O Estádio do Espelho introduz a primeira experiência de unificação, ainda que ilusória.


3. A cena do espelho

A criança, ao ver sua imagem refletida no espelho, percebe algo diferente:

  • Uma imagem total e unificada.

  • Uma aparência de coerência e domínio, que contrasta com sua experiência interna de incoordenação motora.

  • Frequentemente, ela sorri ou manifesta júbilo, expressando essa satisfação.

Mas, esse reconhecimento é enganoso: a criança se identifica com uma imagem exterior, criando um eu que é desde sempre um efeito de alienação.


4. A identificação primordial

O Estádio do Espelho funda a primeira identificação: a criança se reconhece na imagem, mas não percebe que está alienada a ela. Esse é o modelo básico de todas as identificações futuras.

Aqui nasce o moi (eu), que Lacan distingue do sujeito do inconsciente:

  • O moi: é a imagem que a criança assume como sendo ela mesma, uma construção imaginária.

  • O sujeito: é dividido, marcado pela linguagem, pelo desejo e pelo inconsciente, que nunca coincidem com essa imagem.


5. As consequências psíquicas

O Estádio do Espelho introduz algumas consequências fundamentais:

  • Alienação: o eu é estruturado a partir de uma imagem exterior.

  • Imaginário: inaugura-se a ordem imaginária, composta de relações especulares, de identificação e rivalidade.

  • Ideal do Eu: o eu formado torna-se um ideal a ser alcançado, algo que estrutura o narcisismo.

  • Dialética do eu e do outro: o sujeito se constitui sempre mediado pela imagem do outro.


6. O Estádio do Espelho como matriz das relações sociais

Lacan amplia a importância dessa experiência dizendo que ela é a matriz das relações humanas. Desde então, o sujeito estará implicado em relações com os outros baseadas:

  • Na identificação.

  • Na rivalidade (inveja da completude do outro).

  • No narcisismo (investimento na própria imagem).

Assim, o Estádio do Espelho não é apenas um evento infantil, mas uma estrutura que organiza o psiquismo humano.


7. O Estádio do Espelho e a tríade lacaniana

Este conceito se articula com os três registros que Lacan propõe:

  • Imaginário: o domínio das imagens e identificações; onde se inscreve o Estádio do Espelho.

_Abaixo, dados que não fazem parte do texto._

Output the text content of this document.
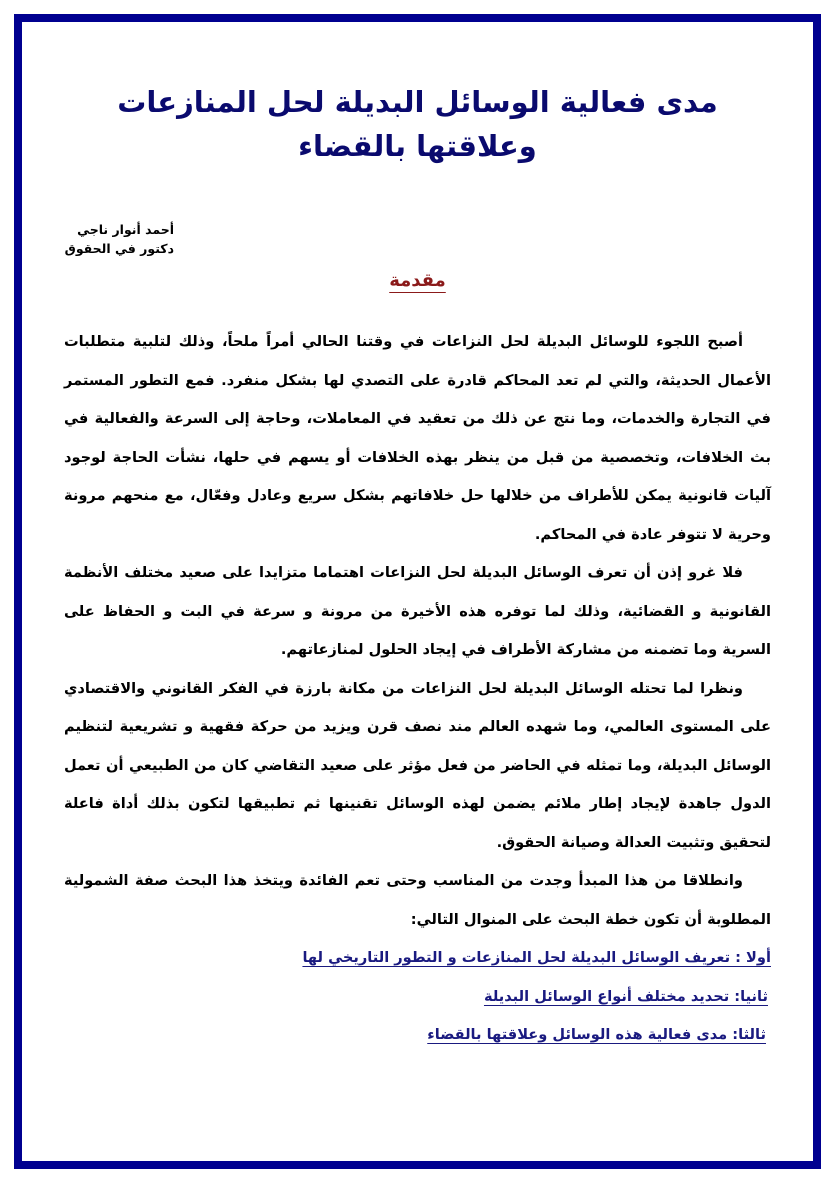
مدى فعالية الوسائل البديلة لحل المنازعات
وعلاقتها بالقضاء
أحمد أنوار ناجي
دكتور في الحقوق
مقدمة

أصبح اللجوء للوسائل البديلة لحل النزاعات في وقتنا الحالي أمراً ملحاً، وذلك لتلبية متطلبات الأعمال الحديثة، والتي لم تعد المحاكم قادرة على التصدي لها بشكل منفرد. فمع التطور المستمر في التجارة والخدمات، وما نتج عن ذلك من تعقيد في المعاملات، وحاجة إلى السرعة والفعالية في بث الخلافات، وتخصصية من قبل من ينظر بهذه الخلافات أو يسهم في حلها، نشأت الحاجة لوجود آليات قانونية يمكن للأطراف من خلالها حل خلافاتهم بشكل سريع وعادل وفعّال، مع منحهم مرونة وحرية لا تتوفر عادة في المحاكم.

فلا غرو إذن أن تعرف الوسائل البديلة لحل النزاعات اهتماما متزايدا على صعيد مختلف الأنظمة القانونية و القضائية، وذلك لما توفره هذه الأخيرة من مرونة و سرعة في البت و الحفاظ على السرية وما تضمنه من مشاركة الأطراف في إيجاد الحلول لمنازعاتهم.

ونظرا لما تحتله الوسائل البديلة لحل النزاعات من مكانة بارزة في الفكر القانوني والاقتصادي على المستوى العالمي، وما شهده العالم مند نصف قرن ويزيد من حركة فقهية و تشريعية لتنظيم الوسائل البديلة، وما تمثله في الحاضر من فعل مؤثر على صعيد التقاضي كان من الطبيعي أن تعمل الدول جاهدة لإيجاد إطار ملائم يضمن لهذه الوسائل تقنينها ثم تطبيقها لتكون بذلك أداة فاعلة لتحقيق وتثبيت العدالة وصيانة الحقوق.

وانطلاقا من هذا المبدأ وجدت من المناسب وحتى تعم الفائدة ويتخذ هذا البحث صفة الشمولية المطلوبة أن تكون خطة البحث على المنوال التالي:

أولا : تعريف الوسائل البديلة لحل المنازعات و التطور التاريخي لها
ثانيا: تحديد مختلف أنواع الوسائل البديلة
ثالثا: مدى فعالية هذه الوسائل وعلاقتها بالقضاء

  • Simbólico: a ordem da linguagem e da lei; que só se impõe depois, com a entrada do Nome-do-Pai.

  • Real: o impossível de simbolizar; o que está fora da imagem e da linguagem.


8. Fórmula clássica de Lacan (1949):

"O Estádio do Espelho como formador da função do eu, tal como nos é revelada na experiência psicanalítica."

Essa frase resume como Lacan vê o Estádio do Espelho: não só como uma etapa de desenvolvimento, mas como a estruturação da função do eu, cuja fragilidade e divisão são centrais para a psicanálise.


9. Ponto importante: não é um mero "marco do desenvolvimento"

Embora pareça um evento cronológico, para Lacan o Estádio do Espelho é estrutural, não apenas cronológico: ele define a forma como o sujeito humano se constitui, sempre mediado pela imagem e pela alienação.


10. Algumas referências clássicas:

  • Lacan, J. (1949). "O estádio do espelho como formador da função do eu". In: Escritos.

  • Miller, J.-A. (org.). "O Seminário, Livro 1" — O inconsciente estruturado como uma linguagem.


11. Exemplos clínicos

Na clínica, os efeitos do Estádio do Espelho podem ser observados em:

  • Problemas ligados ao narcisismo.

  • Dificuldades de diferenciação entre o eu e o outro.

  • Relações marcadas por rivalidade ou imitação.


12. Resumo em uma frase:

O Estádio do Espelho é o processo pelo qual a criança se identifica com uma imagem de si mesma, criando o eu (moi), sempre marcado pela alienação e pela estrutura do imaginário.